Vera s'enveloppa dans son humiliation cette nuit-là, et ses agissements restèrent tranquillement enfouis, inconnus de tous.
Boum !
…Seuls les débris du mobilier évoquèrent faiblement les événements de ce jour.
***
Pendant que Vera se battait contre Vargo, une atmosphère complètement différente régnait dans la chambre de Renee.
« Quel délice ! »
Thérèse battit des mains de joie, son visage s'illuminant d'un bonheur sincère.
Ce fut naturellement sa réaction en apprenant les progrès entre Renee et Vera.
Renee sourit.
La voyant cacher ses joues rougissantes, c'était l'image même d'une jeune fille amoureuse.
Se sentant comme si elle pouvait mourir sans regrets, Thérèse essuya les larmes qui s'échappaient.
« Ah, cet idiot sait y faire quand il le faut. »
Depuis leur visite à l'Académie, elle était si anxieuse au sujet de Vera, qui semblait avoir quelques vis desserrés après avoir reçu ses conseils. Elle avait aussi agonisé en voyant Renee tenter de se jeter à son cou.
Les longs moments d'inquiétude traversèrent l'esprit de Thérèse avant de s'évanouir.
« Alors, y a-t-il eu des progrès depuis ? »
« Hein ? Des progrès ? »
« Oui ! Maintenant que vous vous êtes connectées et regardées dans les yeux, vous êtes en couple, n'est-ce pas !? Il a dû y avoir des progrès. »
Prise de court par la question abrupte, le visage de Renee s'embrasa d'embarras, après un instant de détresse.
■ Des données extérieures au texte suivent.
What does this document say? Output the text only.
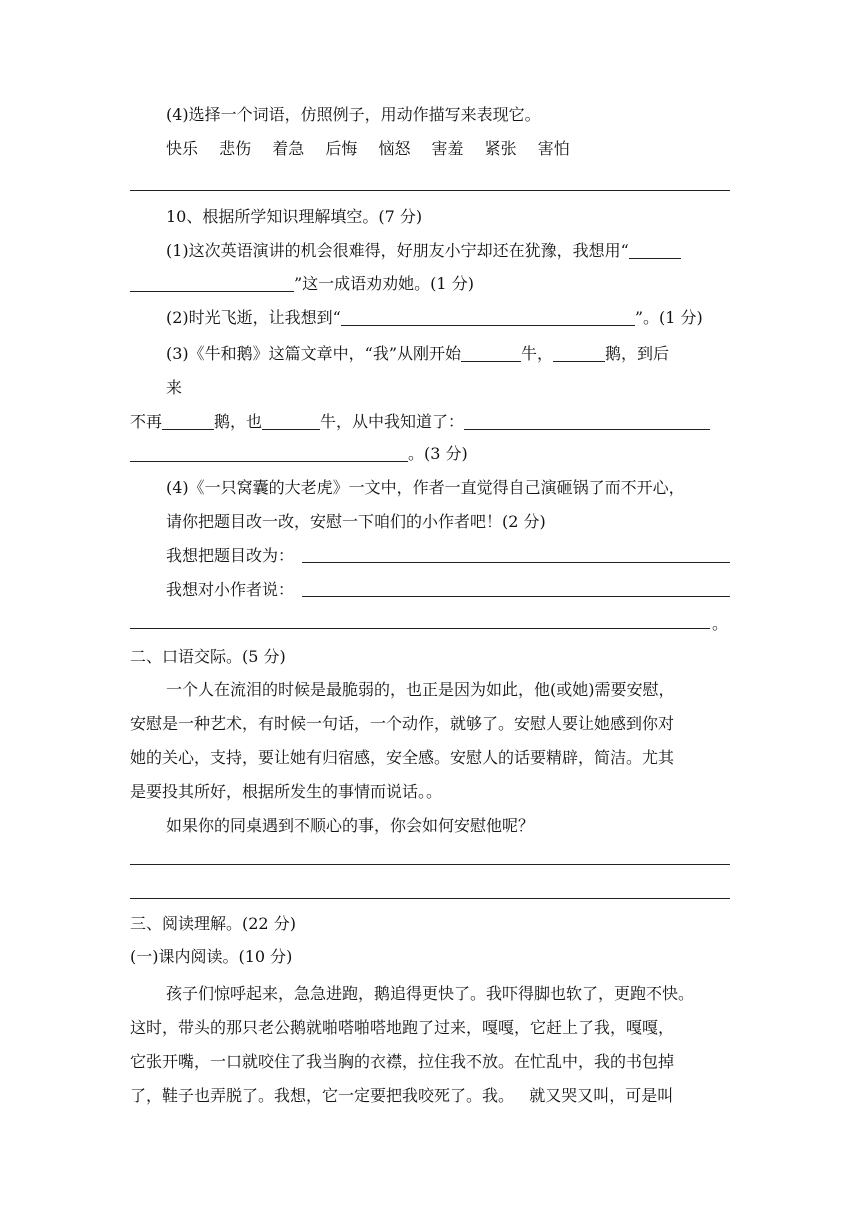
(4)选择一个词语，仿照例子，用动作描写来表现它。
快乐 悲伤 着急 后悔 恼怒 害羞 紧张 害怕
10、根据所学知识理解填空。(7 分)
(1)这次英语演讲的机会很难得，好朋友小宁却还在犹豫，我想用“
”这一成语劝劝她。(1 分)
(2)时光飞逝，让我想到“	”。(1 分)
(3)《牛和鹅》这篇文章中，“我”从刚开始	牛，	鹅，到后
来
不再	鹅，也	牛，从中我知道了：
。(3 分)
(4)《一只窝囊的大老虎》一文中，作者一直觉得自己演砸锅了而不开心，
请你把题目改一改，安慰一下咱们的小作者吧！(2 分)
我想把题目改为：
我想对小作者说：
。
二、口语交际。(5 分)
一个人在流泪的时候是最脆弱的，也正是因为如此，他(或她)需要安慰，
安慰是一种艺术，有时候一句话，一个动作，就够了。安慰人要让她感到你对
她的关心，支持，要让她有归宿感，安全感。安慰人的话要精辟，简洁。尤其
是要投其所好，根据所发生的事情而说话。。
如果你的同桌遇到不顺心的事，你会如何安慰他呢？
三、阅读理解。(22 分)
(一)课内阅读。(10 分)
孩子们惊呼起来，急急进跑，鹅追得更快了。我吓得脚也软了，更跑不快。
这时，带头的那只老公鹅就啪嗒啪嗒地跑了过来，嘎嘎，它赶上了我，嘎嘎，
它张开嘴，一口就咬住了我当胸的衣襟，拉住我不放。在忙乱中，我的书包掉
了，鞋子也弄脱了。我想，它一定要把我咬死了。我。   就又哭又叫，可是叫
Un « Vraiment ? » interrogatif apparut sur le visage de Thérèse.
« …Il n'y a rien ? »
Après avoir fièrement fanfaronné sur la déclaration, Thérèse pensait qu'il y aurait sûrement des progrès, mais elle commença lentement à se sentir mal à l'aise.
« …Vraiment ? »
Une sueur froide perla sur le front de Renee.
« Euh, heu… »
En y repensant, c'était bien le cas.
Sa relation avec Vera n'avait progressé que pendant leur voyage vers Oben. Après cela, elles s'étaient complètement absorbées dans la culture bizarre de l'Archiduché, puis occupées à rencontrer Locrion et Nartania.
Ce fut pareil après leur retour.
Le processus de réduction de la puissance du Cercle de Scellement du Mal et de normalisation du Royaume Saint était plutôt complexe.
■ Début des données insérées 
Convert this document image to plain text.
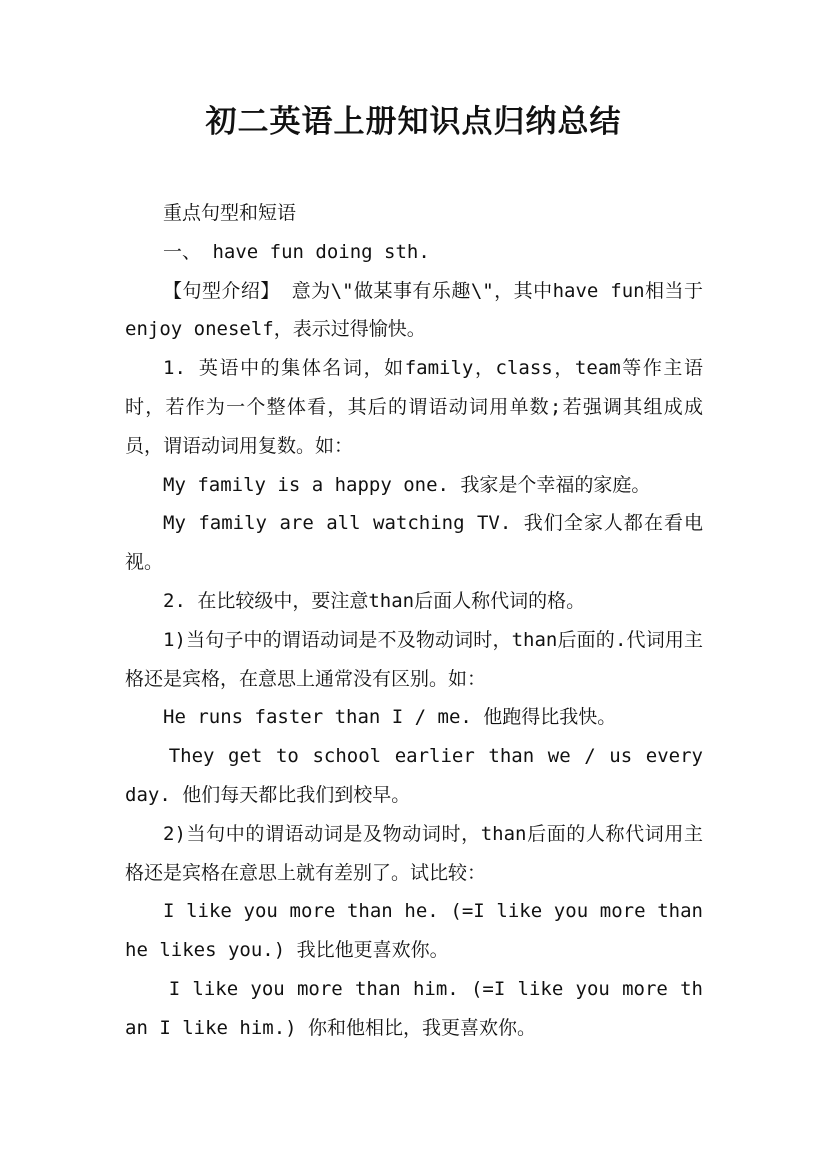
初二英语上册知识点归纳总结

重点句型和短语

一、 have fun doing sth.

【句型介绍】 意为\"做某事有乐趣\"，其中have fun相当于enjoy oneself，表示过得愉快。

1. 英语中的集体名词，如family，class，team等作主语时，若作为一个整体看，其后的谓语动词用单数;若强调其组成成员，谓语动词用复数。如：

My family is a happy one. 我家是个幸福的家庭。

My family are all watching TV. 我们全家人都在看电视。

2. 在比较级中，要注意than后面人称代词的格。

1)当句子中的谓语动词是不及物动词时，than后面的.代词用主格还是宾格，在意思上通常没有区别。如：

He runs faster than I / me. 他跑得比我快。

They get to school earlier than we / us every day. 他们每天都比我们到校早。

2)当句中的谓语动词是及物动词时，than后面的人称代词用主格还是宾格在意思上就有差别了。试比较：

I like you more than he. (=I like you more than he likes you.) 我比他更喜欢你。

I like you more than him. (=I like you more than I like him.) 你和他相比，我更喜欢你。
« …J'étais juste trop occupée. »
Il n'y avait pas d'autre façon pour elle de répondre en se grattant l'arrière de la tête.
La main de Thérèse passa sous son œil.
« …En es-tu consciente ? Les enfants peuvent être conçus même en temps de guerre. »
« … »
La tête de Renee s'abaissa.
Son visage devint rouge vif en cet instant.
Alors que le corps de Renee se tortillait de gêne, Thérèse répondit avec un sourire impuissant.
« Bon, en fait, la Sainte a raison. Si vous aviez été concentrées sur la romance dans de telles circonstances, ça aurait été décevant à sa manière. »
En y réfléchissant, n'était-ce pas le genre d'amour qui convenait le mieux à Renee ?
Une fille qui avait porté un amour à sens unique pendant trois ans par timidité, et dont les tentatives maladroites de déclaration avaient laissé son amour sans réponse.
C'était exactement pour cela que c'était si beau.
« Prenez votre temps. La Sainte est encore jeune, et cet idiot est un homme assez dévoué pour t'attendre. »
Thésia prononça ces mots, croyant que ce bonheur excessif et momentané pourrait la faire perdre de vue son but.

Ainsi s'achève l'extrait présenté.